= Tornadic infrasound =

Tornadic infrasound is the study of infrasound produced by tornadoes, which has been measured between 0.5-6 Hertz.

==History==
In May 2024, Doctor Bin Liang with the University of Mississippi published a paper on the results of a field research project on tornadoes. During the project, Liang was able to determine "that tornadoes emit dominant low-frequency infrasound between 0.5−1.2 Hertz", after examining tornadic and non-tornadic supercells.

In September 2024, researchers from the National Center for Physical Acoustics, a research center at the University of Mississippi, and Benchtop Engineering LLC, published a paper confirming tornadoes emit measurable infrasound between 2−6 Hertz.

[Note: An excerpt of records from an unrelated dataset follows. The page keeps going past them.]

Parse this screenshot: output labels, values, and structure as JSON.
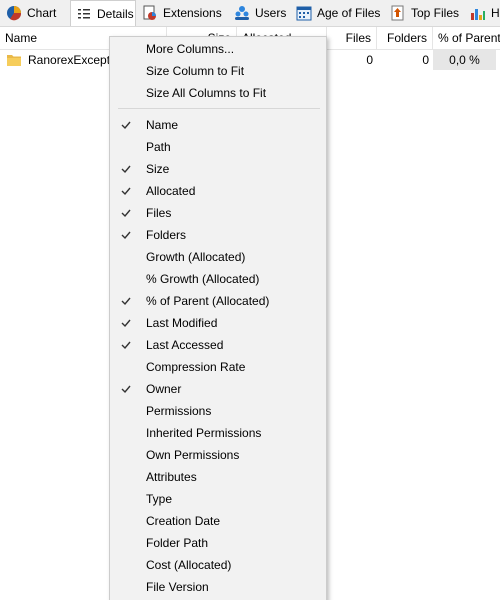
{
  "tabs": [
    {
      "label": "Chart",
      "icon": "pie-chart-icon"
    },
    {
      "label": "Details",
      "icon": "details-list-icon",
      "active": true
    },
    {
      "label": "Extensions",
      "icon": "extensions-icon"
    },
    {
      "label": "Users",
      "icon": "users-icon"
    },
    {
      "label": "Age of Files",
      "icon": "calendar-icon"
    },
    {
      "label": "Top Files",
      "icon": "top-files-icon"
    },
    {
      "label": "H",
      "icon": "history-chart-icon"
    }
  ],
  "columns": {
    "name": "Name",
    "size": "Size",
    "allocated": "Allocated",
    "files": "Files",
    "folders": "Folders",
    "pct_parent": "% of Parent"
  },
  "rows": [
    {
      "name": "RanorexExceptions",
      "files": "0",
      "folders": "0",
      "pct_parent": "0,0 %",
      "icon": "folder-icon"
    }
  ],
  "menu": {
    "top_items": [
      "More Columns...",
      "Size Column to Fit",
      "Size All Columns to Fit"
    ],
    "columns": [
      {
        "label": "Name",
        "checked": true
      },
      {
        "label": "Path",
        "checked": false
      },
      {
        "label": "Size",
        "checked": true
      },
      {
        "label": "Allocated",
        "checked": true
      },
      {
        "label": "Files",
        "checked": true
      },
      {
        "label": "Folders",
        "checked": true
      },
      {
        "label": "Growth (Allocated)",
        "checked": false
      },
      {
        "label": "% Growth (Allocated)",
        "checked": false
      },
      {
        "label": "% of Parent (Allocated)",
        "checked": true
      },
      {
        "label": "Last Modified",
        "checked": true
      },
      {
        "label": "Last Accessed",
        "checked": true
      },
      {
        "label": "Compression Rate",
        "checked": false
      },
      {
        "label": "Owner",
        "checked": true
      },
      {
        "label": "Permissions",
        "checked": false
      },
      {
        "label": "Inherited Permissions",
        "checked": false
      },
      {
        "label": "Own Permissions",
        "checked": false
      },
      {
        "label": "Attributes",
        "checked": false
      },
      {
        "label": "Type",
        "checked": false
      },
      {
        "label": "Creation Date",
        "checked": false
      },
      {
        "label": "Folder Path",
        "checked": false
      },
      {
        "label": "Cost (Allocated)",
        "checked": false
      },
      {
        "label": "File Version",
        "checked": false
      }
    ]
  }
}
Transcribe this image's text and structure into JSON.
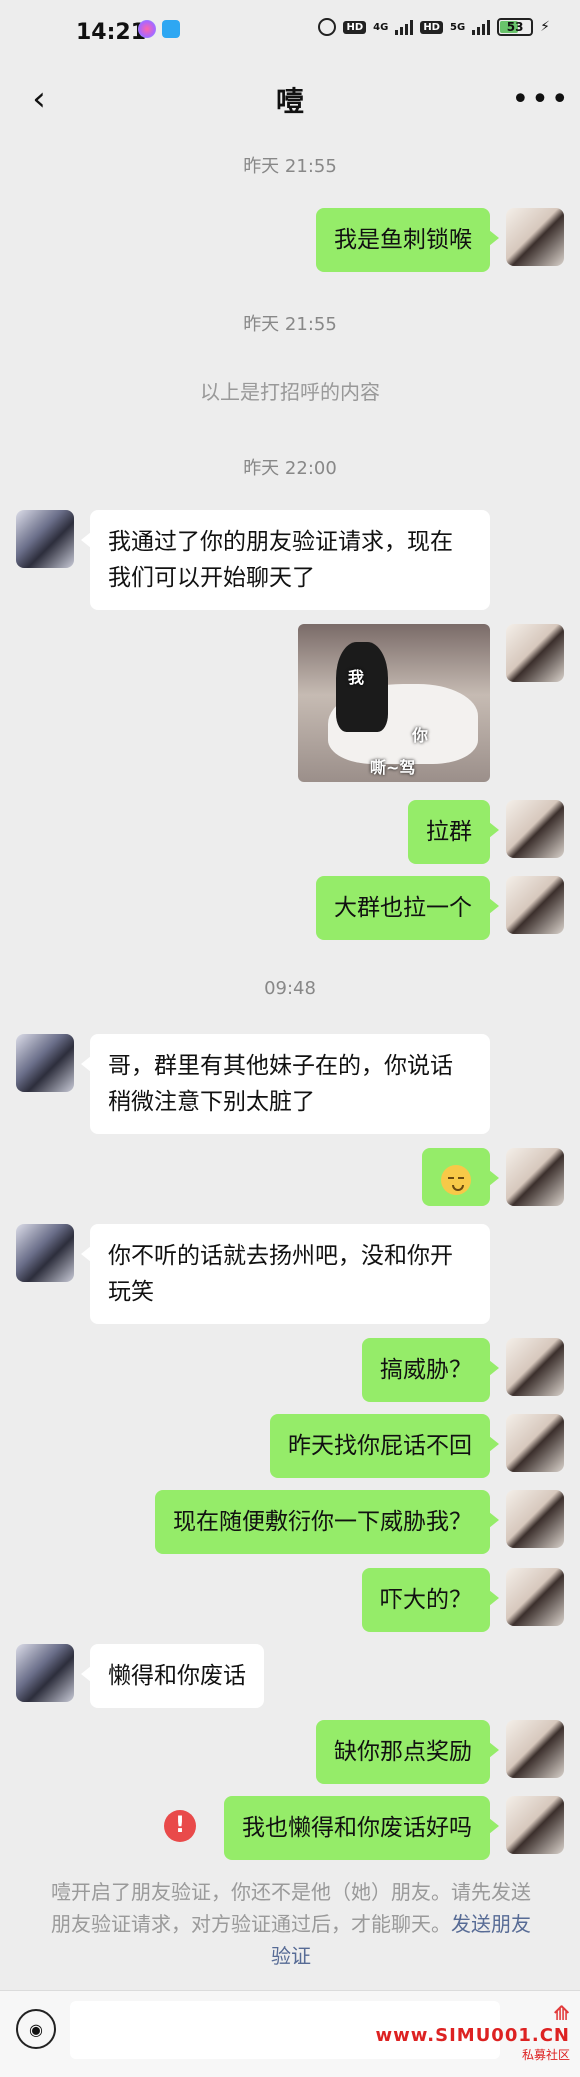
{
  "status_bar": {
    "time": "14:21",
    "battery": "53"
  },
  "header": {
    "title": "噎"
  },
  "messages": [
    {
      "type": "time",
      "text": "昨天 21:55"
    },
    {
      "type": "text",
      "from": "me",
      "text": "我是鱼刺锁喉"
    },
    {
      "type": "time",
      "text": "昨天 21:55"
    },
    {
      "type": "system",
      "text": "以上是打招呼的内容"
    },
    {
      "type": "time",
      "text": "昨天 22:00"
    },
    {
      "type": "text",
      "from": "her",
      "text": "我通过了你的朋友验证请求，现在我们可以开始聊天了"
    },
    {
      "type": "sticker",
      "from": "me",
      "labels": [
        "我",
        "你",
        "嘶~驾"
      ]
    },
    {
      "type": "text",
      "from": "me",
      "text": "拉群"
    },
    {
      "type": "text",
      "from": "me",
      "text": "大群也拉一个"
    },
    {
      "type": "time",
      "text": "09:48"
    },
    {
      "type": "text",
      "from": "her",
      "text": "哥，群里有其他妹子在的，你说话稍微注意下别太脏了"
    },
    {
      "type": "emoji",
      "from": "me",
      "icon": "relieved-face-emoji"
    },
    {
      "type": "text",
      "from": "her",
      "text": "你不听的话就去扬州吧，没和你开玩笑"
    },
    {
      "type": "text",
      "from": "me",
      "text": "搞威胁？"
    },
    {
      "type": "text",
      "from": "me",
      "text": "昨天找你屁话不回"
    },
    {
      "type": "text",
      "from": "me",
      "text": "现在随便敷衍你一下威胁我？"
    },
    {
      "type": "text",
      "from": "me",
      "text": "吓大的？"
    },
    {
      "type": "text",
      "from": "her",
      "text": "懒得和你废话"
    },
    {
      "type": "text",
      "from": "me",
      "text": "缺你那点奖励"
    },
    {
      "type": "text",
      "from": "me",
      "text": "我也懒得和你废话好吗",
      "failed": true,
      "error_mark": "!"
    }
  ],
  "notice": {
    "text": "噎开启了朋友验证，你还不是他（她）朋友。请先发送朋友验证请求，对方验证通过后，才能聊天。",
    "link": "发送朋友验证"
  },
  "watermark": {
    "main": "www.SIMU001.CN",
    "sub": "私募社区"
  },
  "colors": {
    "bubble_me": "#95ec69",
    "bubble_her": "#ffffff",
    "background": "#ededed",
    "link": "#576b95",
    "error": "#e94a4a"
  }
}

In July 2025, the United States Senate Committee on Appropriations, amid negotiations for the 2026 United States federal budget, encouraged the Office of Oceanic and Atmospheric Research (OAR), a branch of the National Oceanic and Atmospheric Administration (NOAA), "to pursue research on near real-time infrasonic monitoring of tornadoes". They stated that "advanced infrasound signal processing methodologies and studies, deployed through a network of infrasound arrays to detect tornadoes, have the potential to provide accurate and reliable locations and warnings of active tornadoes".